Jamey defines practice as knowing what to do and then making sure your hands do it.  The first principle, the one about identifying your weak links is the second part of that sentence.  Making choices is the first.

At one point I owned two different sized arch tops strung with flat wounds, a flat top acoustic with bronze round wounds, a classical guitar with nylon strings, a solid body electric with skinny little 0.09s, and a fretless guitar that I made out of an old Ibanez RG.  I was learning Steve Vai solos, Bob Dylan tunes, Pat Metheny licks, Tuck Andress chord/melody arrangements, beginner classical pieces…you name it.

Now gathering a lot of influences is not necessarily bad, and one of the great things about the guitar is how many different ways people have devised to approach it.  But I was basically trying to get good at about a half dozen distinct playing approaches simultaneously.  It’s no wonder I sucked at all of them.

Unless you’re a truly gifted freak, the odds are that there’s not enough time in your life to even master one way of playing the guitar, much less all of them.  More importantly, there is no universal approach.  There’s no one way of playing and learning that is going to let you cover George Benson, Jimi Hendrix, Andres Segovia, Paco De Lucia, Tommy Emanuel, Tuck Andress, and Steve Vai.  It just ain’t happening.  The things they do – their basic skills set – are actually very different.

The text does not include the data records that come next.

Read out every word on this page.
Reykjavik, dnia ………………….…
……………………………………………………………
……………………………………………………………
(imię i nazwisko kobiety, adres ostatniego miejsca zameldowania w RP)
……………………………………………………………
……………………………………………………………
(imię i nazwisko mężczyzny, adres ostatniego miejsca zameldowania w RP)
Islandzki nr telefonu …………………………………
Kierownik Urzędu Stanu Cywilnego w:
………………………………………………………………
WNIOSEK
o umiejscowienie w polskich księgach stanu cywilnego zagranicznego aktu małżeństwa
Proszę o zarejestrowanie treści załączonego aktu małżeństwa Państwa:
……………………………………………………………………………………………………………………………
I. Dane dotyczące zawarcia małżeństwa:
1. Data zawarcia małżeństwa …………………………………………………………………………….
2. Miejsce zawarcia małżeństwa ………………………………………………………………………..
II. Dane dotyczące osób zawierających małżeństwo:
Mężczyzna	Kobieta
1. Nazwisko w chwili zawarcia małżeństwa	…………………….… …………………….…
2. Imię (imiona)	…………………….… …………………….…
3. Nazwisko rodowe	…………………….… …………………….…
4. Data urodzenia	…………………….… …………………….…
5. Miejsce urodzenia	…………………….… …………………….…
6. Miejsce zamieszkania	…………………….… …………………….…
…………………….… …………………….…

I’m sure this probably offends a good number of guitar teachers out there who will argue that there’s a certain playing position and right hand approach that will prepare you to do anything.  It’s probably some weird classical hybrid involving palm muting open strings that no one actually uses.  But, just look around.  The greats all play differently.  And they play differently because the music they are performing makes unique demands on them.

You have to make a choice about what is most important to you on the instrument and start there.  Then you have to look at the players that you think do what you want to be able to do the absolute best and start to pick apart their approach and figure out what their basic skills are.  And that takes a lot of time and dedication.

You Can Only Play What You’ve Practiced

The other points took a lot of explaining.  This one doesn’t.  We all know it, but we don’t live it.

If you can’t play it in the practice room, you will not play it live.

There are no shortcuts.  If you want to be able to do something, you have to do it.  You have to do it all.  You have to practice every little part of every thing that you want to be able to do.  And you have to practice it in the right way by paying attention to the other two points in this post.

If you want to be able to perform a 5 minute piece in front of an audience, you have to be able to play through that 5 minute piece perfectly ten times in a row at home in your bedroom.  You’re not going to have it magically come together by practicing different sections on different days.

It’s hard, it’s laborious, but it’s inescapable.